Mac-Mahon is made a French senator.
He returns to Algeria and completes its conquest.
Next, 1859, MacMahon accompanies Napoleon III to battle the Austrian Empire, which is threatening to invade Sardinia. At the Battle of Magenta, near Milan, Napoleon III is outnumbered but Mac-Mahon, with his Algerian troops, arrives and hits the Austrian flank, forcing them to withdraw.
The French win another war. Napoleon III makes General Patrick MacMahon Marshall of France and Duke of Magenta (a title still held by his family today).
The French feel themselves the undisputed dominators of Europe, but Otto von Bismarck builds up the Prussian military, including its artillery (The French still largely depending on cavalry) and develops the railway systems of the German states.
In the Franco-Prussian War that comes in 1870, MacMahon is given constantly conflicting orders by Napoleon III and is defeated, himself seriously wounded by an exploding German shell at the battle of Sedan.
His wife, Elizabeth, Duchess of Magenta, flies to his side.

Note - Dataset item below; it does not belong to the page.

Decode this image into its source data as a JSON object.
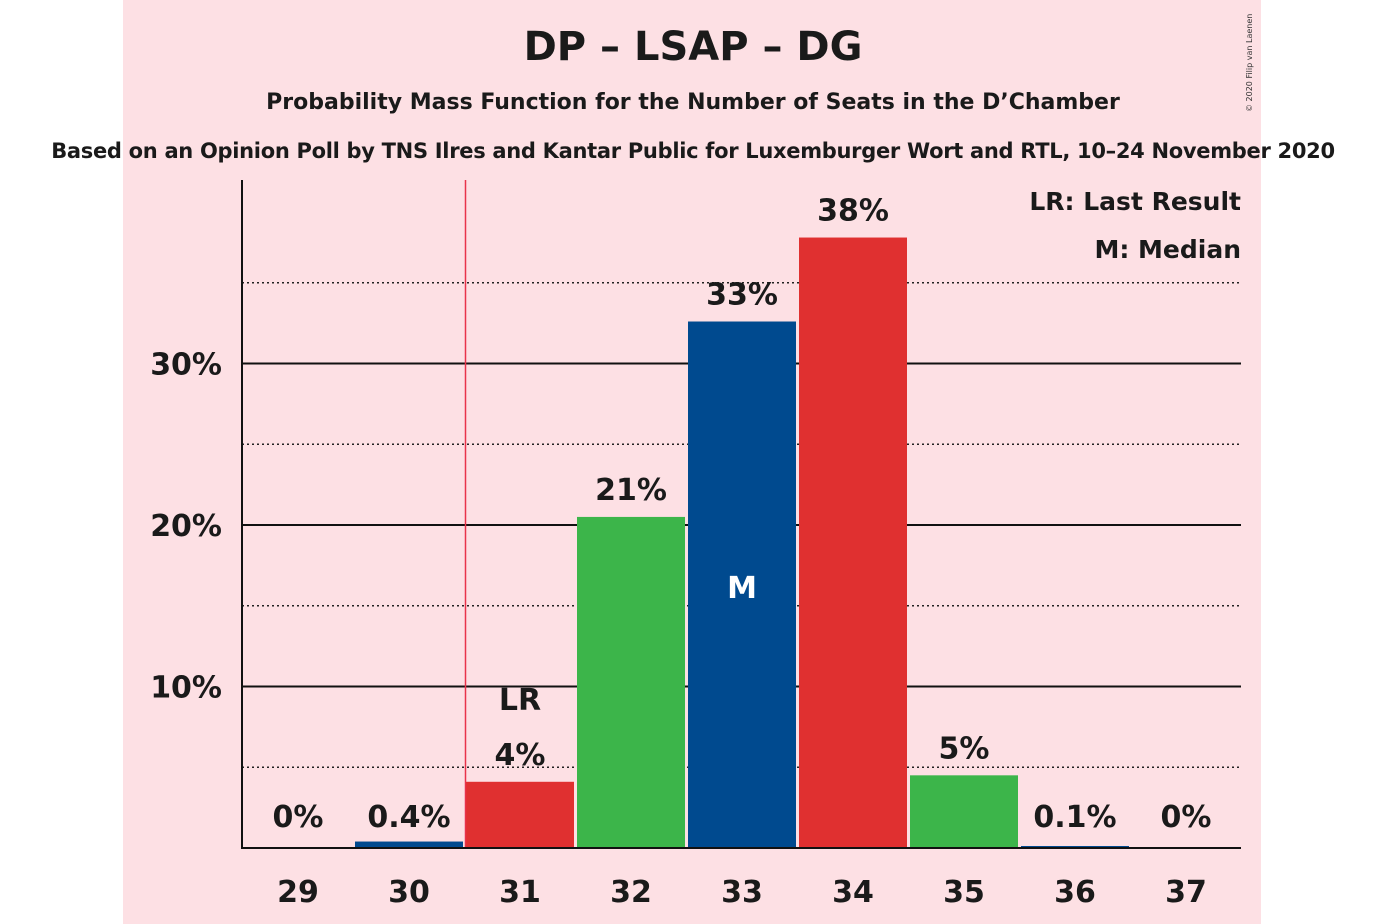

Like Cuchulain, he recuperates quickly.
Prussia, having captured Napoleon III, overruns France and besieges Paris. The French agree to give up Alsace and Lorraine and to pay a huge indemnity. German troops will pull out of France as the money is paid.
The Parisians Commune rebels against these terms and against a French government set up at Versailles. MacMahon puts down the Commune.
The country remains in chaos between those leaning towards royalty and others wanting a republic. Various leaders emerge, all unsuccessful.
The French call upon Patrick MacMahon to accept the leadership. He has almost everyone’s trust, with the complete loyalty of the army.
Under his hand, France settles down, reorganizes, pays off the Prussian indemnity two years ahead of schedule and resumes a leading role in the world.
Patrick retires in 1879 to his family’s Chateau de Sully. The MacMahons of today have turned the property into a leading French winery.